All of the above is great advice, but there’s some bruised fruit mixed in Feiler’s barrel. Here’s where the moms have won the day, in my opinion:

There is nothing wrong with the words “should,” “must” and “have to.” The article advises avoiding “controlling” words like “should,” “must” and “have to,” because “all of those things that convey to them you’re a big person trying to push around a little person.” I disagree. Those words are clear and authoritative, and sometimes, that’s necessary with children. There’s nothing wrong with explaining, “You must hold Daddy’s hand when crossing the street, or else you could get hit by a car.”

Dinner cannot always be a game.
Playing games to encourage children to eat is a nice idea, and I’ve certainly engaged in my fair share of “Here comes the plane — whoosh — open wide!” But who has the energy to do that every day? Dr. Kazdin’s suggestion to set up an escalating vegetable-eating competition between children sounds impractical — before you know it, you’ll be performing cartwheels for him to eat carrots, or push-ups for peas! You may laugh, but some people go to extremes to get their children to eat.

Instead, like any other situation where expectations are established and communicated, mealtime should be about choices and consequences. Set the expectation that this is dinner, it’s time to sit and eat, and if your child chooses not to, there’s nothing else until the next mealtime.

Praise and rewards do not create dependency, as the psychologists in the article allege. I have worked with many children over the years, but I’ve never met a ten-year-old who expects praise for being toilet trained, or a college student who wants a sweetie for making his bed.

Children need challenges and increased expectations as they age, but change can be scary, and offering rewards — coupled with choice and a sense of autonomy — helps make their introduction smoother. If your child is working toward a particular skill or behavior, feel free to use praise, treats or special activities to create positive associations with mastering the new challenge.

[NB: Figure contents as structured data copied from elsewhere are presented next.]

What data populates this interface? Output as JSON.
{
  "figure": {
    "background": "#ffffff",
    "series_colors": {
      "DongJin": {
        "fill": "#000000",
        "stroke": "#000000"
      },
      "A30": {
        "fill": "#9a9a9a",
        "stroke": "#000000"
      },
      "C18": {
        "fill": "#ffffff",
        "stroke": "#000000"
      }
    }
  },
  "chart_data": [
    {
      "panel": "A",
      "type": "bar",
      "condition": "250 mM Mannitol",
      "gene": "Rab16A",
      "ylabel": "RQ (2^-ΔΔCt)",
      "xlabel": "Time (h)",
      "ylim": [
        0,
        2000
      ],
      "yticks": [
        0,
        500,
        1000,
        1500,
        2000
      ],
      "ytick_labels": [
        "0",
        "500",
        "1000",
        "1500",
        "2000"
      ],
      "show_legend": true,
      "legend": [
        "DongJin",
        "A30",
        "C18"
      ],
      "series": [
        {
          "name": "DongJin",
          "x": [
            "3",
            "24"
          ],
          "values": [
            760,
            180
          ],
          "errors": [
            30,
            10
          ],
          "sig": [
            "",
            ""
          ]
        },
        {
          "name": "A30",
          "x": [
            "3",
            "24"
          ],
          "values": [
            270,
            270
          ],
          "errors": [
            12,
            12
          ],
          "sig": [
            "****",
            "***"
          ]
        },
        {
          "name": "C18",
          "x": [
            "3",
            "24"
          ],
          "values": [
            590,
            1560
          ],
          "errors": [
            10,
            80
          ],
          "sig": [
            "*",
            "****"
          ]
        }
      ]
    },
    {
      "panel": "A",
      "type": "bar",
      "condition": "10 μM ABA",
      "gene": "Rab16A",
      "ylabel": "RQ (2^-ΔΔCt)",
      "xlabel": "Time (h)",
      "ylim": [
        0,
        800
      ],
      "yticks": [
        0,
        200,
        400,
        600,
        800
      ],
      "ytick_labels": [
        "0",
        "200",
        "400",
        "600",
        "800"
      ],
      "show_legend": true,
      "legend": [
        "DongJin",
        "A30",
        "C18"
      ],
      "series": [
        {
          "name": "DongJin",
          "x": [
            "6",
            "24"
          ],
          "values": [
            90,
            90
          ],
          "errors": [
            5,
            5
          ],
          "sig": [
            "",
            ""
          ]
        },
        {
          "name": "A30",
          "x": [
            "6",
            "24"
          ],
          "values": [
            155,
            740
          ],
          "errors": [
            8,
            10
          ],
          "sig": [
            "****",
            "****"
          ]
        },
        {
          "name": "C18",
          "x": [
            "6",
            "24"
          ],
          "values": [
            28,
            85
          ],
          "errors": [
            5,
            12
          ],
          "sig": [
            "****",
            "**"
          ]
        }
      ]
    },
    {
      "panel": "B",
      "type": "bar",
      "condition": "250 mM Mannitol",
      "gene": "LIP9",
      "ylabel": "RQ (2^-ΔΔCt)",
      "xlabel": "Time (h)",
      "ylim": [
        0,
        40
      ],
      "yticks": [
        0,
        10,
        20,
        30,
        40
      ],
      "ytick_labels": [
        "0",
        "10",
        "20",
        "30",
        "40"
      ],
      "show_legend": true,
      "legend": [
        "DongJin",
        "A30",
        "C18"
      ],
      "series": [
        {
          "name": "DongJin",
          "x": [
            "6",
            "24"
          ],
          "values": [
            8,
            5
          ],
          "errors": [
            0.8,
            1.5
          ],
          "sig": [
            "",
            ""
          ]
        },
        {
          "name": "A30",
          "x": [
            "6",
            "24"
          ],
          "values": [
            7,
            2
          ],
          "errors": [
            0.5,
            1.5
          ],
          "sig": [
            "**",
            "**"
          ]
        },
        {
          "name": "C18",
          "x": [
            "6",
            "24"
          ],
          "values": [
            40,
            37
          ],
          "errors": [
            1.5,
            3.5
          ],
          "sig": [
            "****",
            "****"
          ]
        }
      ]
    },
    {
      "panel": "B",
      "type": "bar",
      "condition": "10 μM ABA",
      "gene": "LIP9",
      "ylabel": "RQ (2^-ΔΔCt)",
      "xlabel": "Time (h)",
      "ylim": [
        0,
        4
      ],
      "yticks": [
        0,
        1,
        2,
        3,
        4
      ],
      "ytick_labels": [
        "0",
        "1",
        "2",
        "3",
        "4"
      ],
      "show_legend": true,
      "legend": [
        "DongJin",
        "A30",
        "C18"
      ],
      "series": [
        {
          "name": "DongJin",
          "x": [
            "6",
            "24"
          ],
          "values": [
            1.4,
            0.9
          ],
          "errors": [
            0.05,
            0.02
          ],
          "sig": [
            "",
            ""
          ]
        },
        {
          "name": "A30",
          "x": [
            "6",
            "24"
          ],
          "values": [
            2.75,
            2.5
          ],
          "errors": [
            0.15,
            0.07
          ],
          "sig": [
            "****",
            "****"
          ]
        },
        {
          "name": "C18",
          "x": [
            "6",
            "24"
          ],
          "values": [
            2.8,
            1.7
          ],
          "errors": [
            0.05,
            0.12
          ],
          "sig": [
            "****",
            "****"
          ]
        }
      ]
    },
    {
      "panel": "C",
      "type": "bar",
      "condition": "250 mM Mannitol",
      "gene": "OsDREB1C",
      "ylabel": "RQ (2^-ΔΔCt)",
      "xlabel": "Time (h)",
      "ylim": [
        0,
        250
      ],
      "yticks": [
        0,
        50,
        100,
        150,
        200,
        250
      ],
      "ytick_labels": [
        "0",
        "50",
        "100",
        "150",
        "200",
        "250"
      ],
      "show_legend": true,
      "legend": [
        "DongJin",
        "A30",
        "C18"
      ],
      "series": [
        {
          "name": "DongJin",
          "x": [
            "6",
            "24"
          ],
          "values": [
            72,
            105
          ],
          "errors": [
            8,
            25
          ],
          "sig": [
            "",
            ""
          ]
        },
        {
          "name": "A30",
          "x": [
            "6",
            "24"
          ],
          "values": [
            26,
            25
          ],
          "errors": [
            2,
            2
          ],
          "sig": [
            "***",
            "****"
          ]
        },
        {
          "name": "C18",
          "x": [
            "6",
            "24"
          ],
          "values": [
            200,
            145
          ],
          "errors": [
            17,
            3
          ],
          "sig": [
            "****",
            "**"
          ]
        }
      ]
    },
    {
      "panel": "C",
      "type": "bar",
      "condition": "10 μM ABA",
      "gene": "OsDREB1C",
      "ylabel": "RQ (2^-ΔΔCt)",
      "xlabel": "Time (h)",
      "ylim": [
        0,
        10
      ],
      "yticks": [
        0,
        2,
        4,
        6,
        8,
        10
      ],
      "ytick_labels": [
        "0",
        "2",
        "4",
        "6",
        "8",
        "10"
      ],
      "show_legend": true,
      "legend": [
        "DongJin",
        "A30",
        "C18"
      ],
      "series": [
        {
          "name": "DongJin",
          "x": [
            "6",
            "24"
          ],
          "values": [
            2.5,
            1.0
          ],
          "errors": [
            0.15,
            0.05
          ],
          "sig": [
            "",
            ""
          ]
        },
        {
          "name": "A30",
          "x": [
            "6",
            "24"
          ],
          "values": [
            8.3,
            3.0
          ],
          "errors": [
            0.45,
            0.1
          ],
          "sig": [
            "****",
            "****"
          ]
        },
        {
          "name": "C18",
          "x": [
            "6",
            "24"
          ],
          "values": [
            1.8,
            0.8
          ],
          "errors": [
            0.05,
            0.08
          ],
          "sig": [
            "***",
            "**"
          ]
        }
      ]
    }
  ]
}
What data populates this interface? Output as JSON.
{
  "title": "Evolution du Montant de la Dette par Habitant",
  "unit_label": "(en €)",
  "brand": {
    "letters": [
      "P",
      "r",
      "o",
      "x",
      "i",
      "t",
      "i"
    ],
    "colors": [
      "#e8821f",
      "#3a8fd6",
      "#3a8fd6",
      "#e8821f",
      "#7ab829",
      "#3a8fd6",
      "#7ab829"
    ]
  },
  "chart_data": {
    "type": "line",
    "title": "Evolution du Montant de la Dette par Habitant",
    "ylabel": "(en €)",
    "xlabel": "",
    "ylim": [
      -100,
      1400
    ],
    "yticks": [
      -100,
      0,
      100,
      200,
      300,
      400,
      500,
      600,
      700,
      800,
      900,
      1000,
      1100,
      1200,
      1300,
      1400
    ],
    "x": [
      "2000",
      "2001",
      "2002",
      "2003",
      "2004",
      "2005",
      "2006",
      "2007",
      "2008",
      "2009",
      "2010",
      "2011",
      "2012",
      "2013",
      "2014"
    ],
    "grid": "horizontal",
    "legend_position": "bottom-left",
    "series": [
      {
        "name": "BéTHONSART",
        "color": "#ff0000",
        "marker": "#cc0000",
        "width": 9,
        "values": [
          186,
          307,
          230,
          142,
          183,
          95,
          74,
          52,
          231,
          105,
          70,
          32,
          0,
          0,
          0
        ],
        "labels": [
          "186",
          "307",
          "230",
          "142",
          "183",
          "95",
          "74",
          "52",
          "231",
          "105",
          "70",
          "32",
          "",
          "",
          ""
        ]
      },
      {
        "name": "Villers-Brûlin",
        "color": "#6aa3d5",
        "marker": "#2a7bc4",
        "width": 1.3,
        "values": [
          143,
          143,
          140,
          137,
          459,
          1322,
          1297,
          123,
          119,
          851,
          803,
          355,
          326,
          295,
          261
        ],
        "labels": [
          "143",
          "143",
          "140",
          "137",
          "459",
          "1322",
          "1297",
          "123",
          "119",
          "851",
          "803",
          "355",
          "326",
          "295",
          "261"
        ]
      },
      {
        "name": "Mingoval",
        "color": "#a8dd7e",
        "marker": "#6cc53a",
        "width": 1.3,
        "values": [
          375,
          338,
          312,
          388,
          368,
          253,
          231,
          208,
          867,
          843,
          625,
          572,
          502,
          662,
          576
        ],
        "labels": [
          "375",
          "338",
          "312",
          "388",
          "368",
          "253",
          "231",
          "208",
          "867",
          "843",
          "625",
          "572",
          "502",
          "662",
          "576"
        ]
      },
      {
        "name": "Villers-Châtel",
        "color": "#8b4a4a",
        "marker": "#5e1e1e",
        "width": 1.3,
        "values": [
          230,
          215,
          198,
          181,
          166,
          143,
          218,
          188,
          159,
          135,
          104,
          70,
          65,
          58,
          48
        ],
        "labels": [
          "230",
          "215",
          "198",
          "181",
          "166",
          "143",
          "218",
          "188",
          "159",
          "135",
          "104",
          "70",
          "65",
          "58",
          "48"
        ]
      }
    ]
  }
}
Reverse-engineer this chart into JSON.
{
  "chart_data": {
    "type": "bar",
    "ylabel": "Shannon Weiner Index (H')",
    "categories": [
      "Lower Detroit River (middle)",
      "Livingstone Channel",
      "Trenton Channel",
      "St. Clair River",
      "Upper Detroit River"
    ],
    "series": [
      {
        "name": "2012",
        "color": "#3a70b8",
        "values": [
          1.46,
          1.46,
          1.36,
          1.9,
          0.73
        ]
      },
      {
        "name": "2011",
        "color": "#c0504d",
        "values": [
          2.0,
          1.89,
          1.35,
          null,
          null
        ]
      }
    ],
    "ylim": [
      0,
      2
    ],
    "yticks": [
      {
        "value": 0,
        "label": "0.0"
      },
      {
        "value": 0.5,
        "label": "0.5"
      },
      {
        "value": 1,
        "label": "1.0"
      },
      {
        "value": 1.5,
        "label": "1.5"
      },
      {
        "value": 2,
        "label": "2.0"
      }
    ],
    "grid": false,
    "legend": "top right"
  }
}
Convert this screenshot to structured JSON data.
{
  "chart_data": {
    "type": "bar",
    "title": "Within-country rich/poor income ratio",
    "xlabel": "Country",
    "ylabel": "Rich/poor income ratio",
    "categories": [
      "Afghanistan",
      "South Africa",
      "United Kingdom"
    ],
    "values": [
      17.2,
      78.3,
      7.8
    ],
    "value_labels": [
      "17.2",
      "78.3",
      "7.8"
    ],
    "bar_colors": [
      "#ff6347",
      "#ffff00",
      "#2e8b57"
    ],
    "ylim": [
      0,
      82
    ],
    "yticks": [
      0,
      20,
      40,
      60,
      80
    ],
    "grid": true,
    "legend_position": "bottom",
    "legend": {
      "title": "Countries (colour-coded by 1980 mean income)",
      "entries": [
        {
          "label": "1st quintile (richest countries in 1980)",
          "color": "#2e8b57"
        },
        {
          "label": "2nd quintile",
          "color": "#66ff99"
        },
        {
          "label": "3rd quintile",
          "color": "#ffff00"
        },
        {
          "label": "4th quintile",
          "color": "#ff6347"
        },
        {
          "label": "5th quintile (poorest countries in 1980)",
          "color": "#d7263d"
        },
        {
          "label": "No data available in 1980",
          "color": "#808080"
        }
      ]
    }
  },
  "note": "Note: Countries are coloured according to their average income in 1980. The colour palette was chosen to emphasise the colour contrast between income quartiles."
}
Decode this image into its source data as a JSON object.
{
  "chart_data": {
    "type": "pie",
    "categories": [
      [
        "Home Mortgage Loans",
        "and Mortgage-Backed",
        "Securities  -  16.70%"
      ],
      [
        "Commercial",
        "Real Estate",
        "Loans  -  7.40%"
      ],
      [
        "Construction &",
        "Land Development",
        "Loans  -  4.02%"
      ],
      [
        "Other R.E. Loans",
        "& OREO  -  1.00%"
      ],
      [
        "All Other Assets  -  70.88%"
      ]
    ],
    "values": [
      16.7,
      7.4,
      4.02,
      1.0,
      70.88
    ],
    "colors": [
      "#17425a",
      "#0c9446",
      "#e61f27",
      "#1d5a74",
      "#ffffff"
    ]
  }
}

However, refrain from offering a constant, rote pat on the back. Research shows that just as grade inflation rewards children with ever-higher marks despite their studying fewer hours, praise inflation can lower effort and achievement all around (especially praise that labels the child rather than the behavior, like “you are such a good girl” or “you’re so smart!”). Acknowledge good behavior with specific, positive, matter-of-fact language, and save the more effusive tone for praising real effort and advancement.

While I didn’t agree with everything in the article, it did open up a great conversation between parents, researchers and childcare professionals. In that respect, it’s an absolutely fantastic piece, and I’m grateful to Mr. Feiler for publishing it.